By Alistair Barr and Rolfe Winkler 

Google Inc. is expanding its delivery service and will start charging a membership fee, intensifying its battle with Amazon.com Inc. for consumer spending.

Starting this week, Google will charge $10 a month, or $95 a year, for unlimited same-day or overnight delivery on orders over $15. Nonmembers will pay $4.99 an order, or $7.99 if the order costs less than $15. Until now, the deliveries had been free.

The service, initially named Google Shopping Express but now known simply as Google Express, lets customers place orders online for products from physical stores run by retailers including Costco Wholesale Corp., Staples Inc. and Walgreen Co.

Google said it is expanding the service to Washington, D.C., Boston and Chicago on Tuesday. It previously served the San Francisco Bay Area and parts of New York City and Los Angeles. The company is also adding retailers, including PetSmart Inc., Vitamin Shoppe Industries Inc. and Sports Authority Inc., and it has begun testing deliveries of some fresh food in the San Francisco area.

Google Express is part of the company's mounting competition with Amazon, which attracts a growing share of product searches. The rivalry has intensified this year as Amazon introduced faster delivery options in several new cities and expanded its AmazonFresh grocery business.

Amazon's Prime program, which includes unlimited two-day delivery, costs $99 a year. The company's Prime Fresh grocery-delivery service membership is $299 a year, and it includes unlimited same- or next-day delivery for orders of at least $35.

"Many people think our main competition is Bing or Yahoo," Google Executive Chairman Eric Schmidt said Monday in Berlin. "But, really, our biggest search competitor is Amazon."
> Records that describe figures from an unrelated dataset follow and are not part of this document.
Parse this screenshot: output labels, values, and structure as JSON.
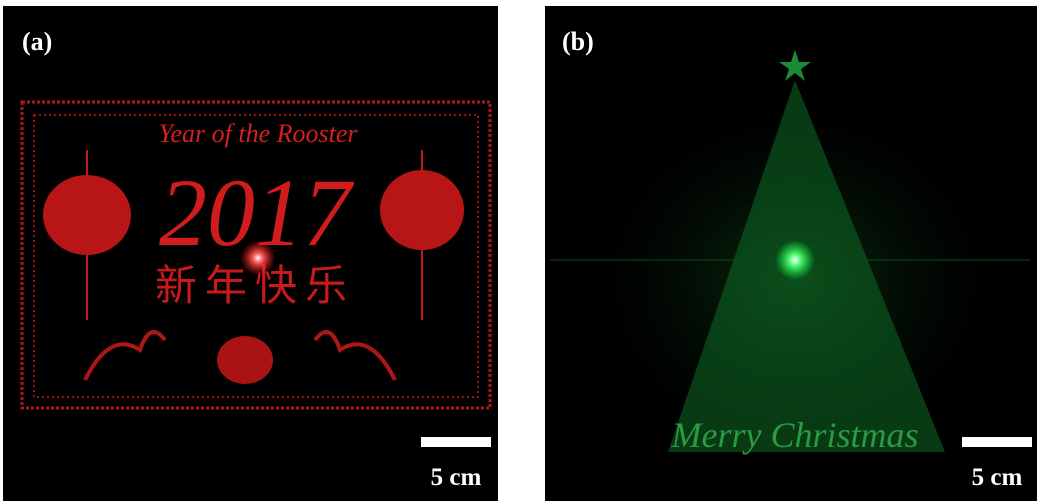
{
  "panels": [
    {
      "label": "(a)",
      "texts": [
        "Year of the Rooster",
        "2017",
        "新年快乐"
      ],
      "scale_bar": "5 cm"
    },
    {
      "label": "(b)",
      "texts": [
        "Merry Christmas"
      ],
      "scale_bar": "5 cm"
    }
  ]
}
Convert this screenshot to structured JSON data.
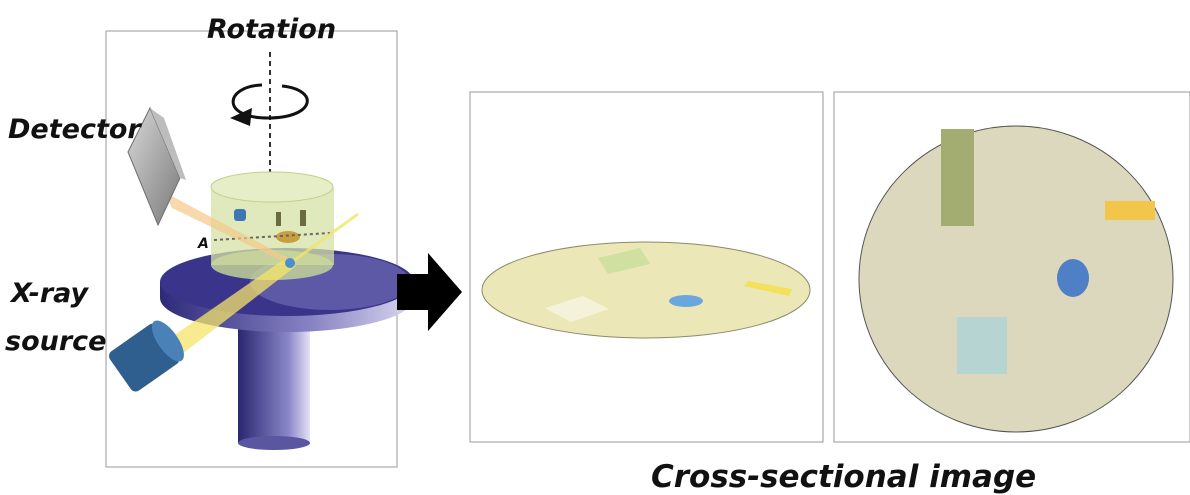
{
  "labels": {
    "rotation": "Rotation",
    "detector": "Detector",
    "xray_line1": "X-ray",
    "xray_line2": "source",
    "point_a": "A",
    "cross_section": "Cross-sectional image"
  },
  "colors": {
    "panel_border": "#999999",
    "stage_base": "#3b3b8c",
    "stage_light": "#b7b3e0",
    "sample_cylinder": "#d6e2a6",
    "detector": "#9a9a9a",
    "source": "#2f5f8f",
    "beam": "#f5e46a",
    "ellipse_fill": "#ece7b7",
    "circle_fill": "#dcd8bd",
    "green_rect": "#a3ad72",
    "yellow_rect": "#f2c64a",
    "blue_dot": "#4f7fc4",
    "teal_square": "#b6d4d2",
    "arrow": "#000000"
  }
}
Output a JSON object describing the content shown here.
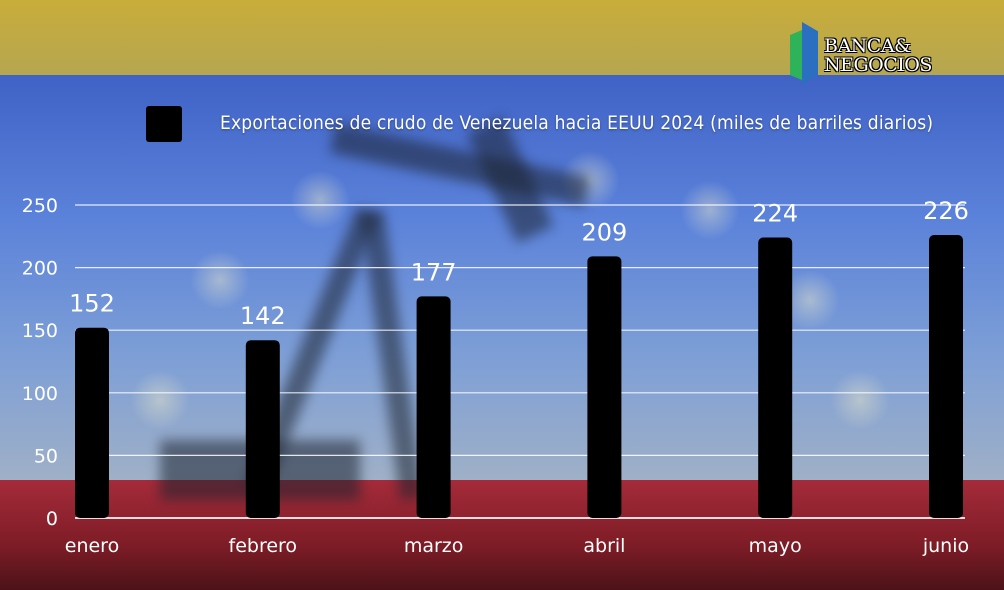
{
  "logo": {
    "line1": "BANCA&",
    "line2": "NEGOCIOS"
  },
  "chart_data": {
    "type": "bar",
    "series": [
      {
        "name": "Exportaciones de crudo de Venezuela hacia EEUU 2024 (miles de barriles diarios)",
        "values": [
          152,
          142,
          177,
          209,
          224,
          226
        ]
      }
    ],
    "categories": [
      "enero",
      "febrero",
      "marzo",
      "abril",
      "mayo",
      "junio"
    ],
    "values": [
      152,
      142,
      177,
      209,
      224,
      226
    ],
    "yticks": [
      0,
      50,
      100,
      150,
      200,
      250
    ],
    "ylim": [
      0,
      250
    ],
    "grid": true,
    "legend": "top",
    "bar_color": "#000000"
  },
  "colors": {
    "flag_yellow": "#c9ad3a",
    "flag_blue": "#4d72d2",
    "flag_red": "#a52b3a"
  }
}
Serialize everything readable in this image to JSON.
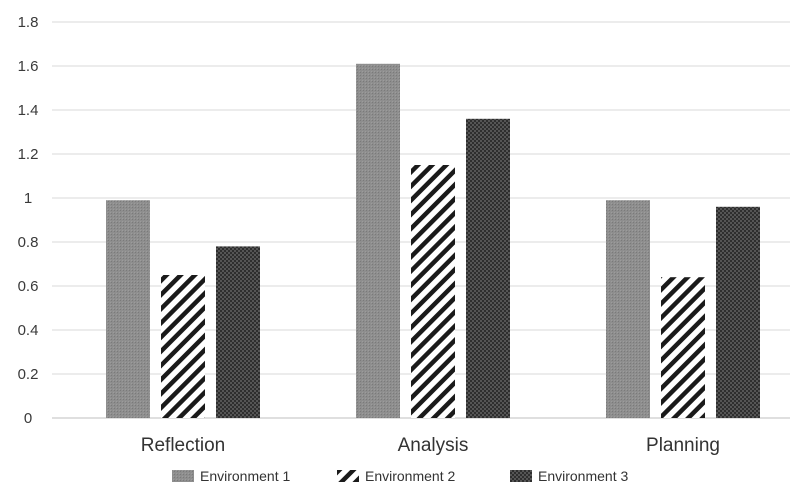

Sameer Samat, Google's vice president of shopping, said that the new fees and squeezing more deliveries from each trip should help make Google Express profitable over the long term. He declined to comment on whether the service is profitable now.

Google charges retailers a commission, but that may not match the cost of paying workers to gather and pack the orders, as well as outside courier firms to deliver the orders to shoppers' homes in Google-branded vans.

"It's a business that at scale can be, we believe, very attractive," Mr. Samat said. "We have to invest in and build the ecosystem to get to that point."

That will be expensive. Evercore analyst Ken Sena estimates it would cost Google about $3 billion a year to reach the 100 largest U.S. metropolitan areas, or about 10% of Google's forecast 2015 earnings before interest and tax.

Most retailers involved in the program are cautiously optimistic. Richard Galanti, chief financial officer of Costco, said customers of the warehouse-club retailer who shop both in stores and through Google Express are spending more, but they visit the stores less often, which may reduce impulse purchases.

"We've seen relatively good results so far. We're happy to expand with them," Mr. Galanti said. "But we also recognize it's in the early stages."

At least three early participants--American Eagle Outfitters Inc., Office Depot Inc. and the grocery-store chain Lucky--have dropped out. Those three retailers declined to comment.

In addition, Target Corp. and Whole Foods Market Inc., a leading grocery chain, aren't expanding with Google to the three new cities. Whole Foods recently started working with Instacart, a delivery startup that specializes in fresh food. That deal covers many more Whole Foods stores than Google Express.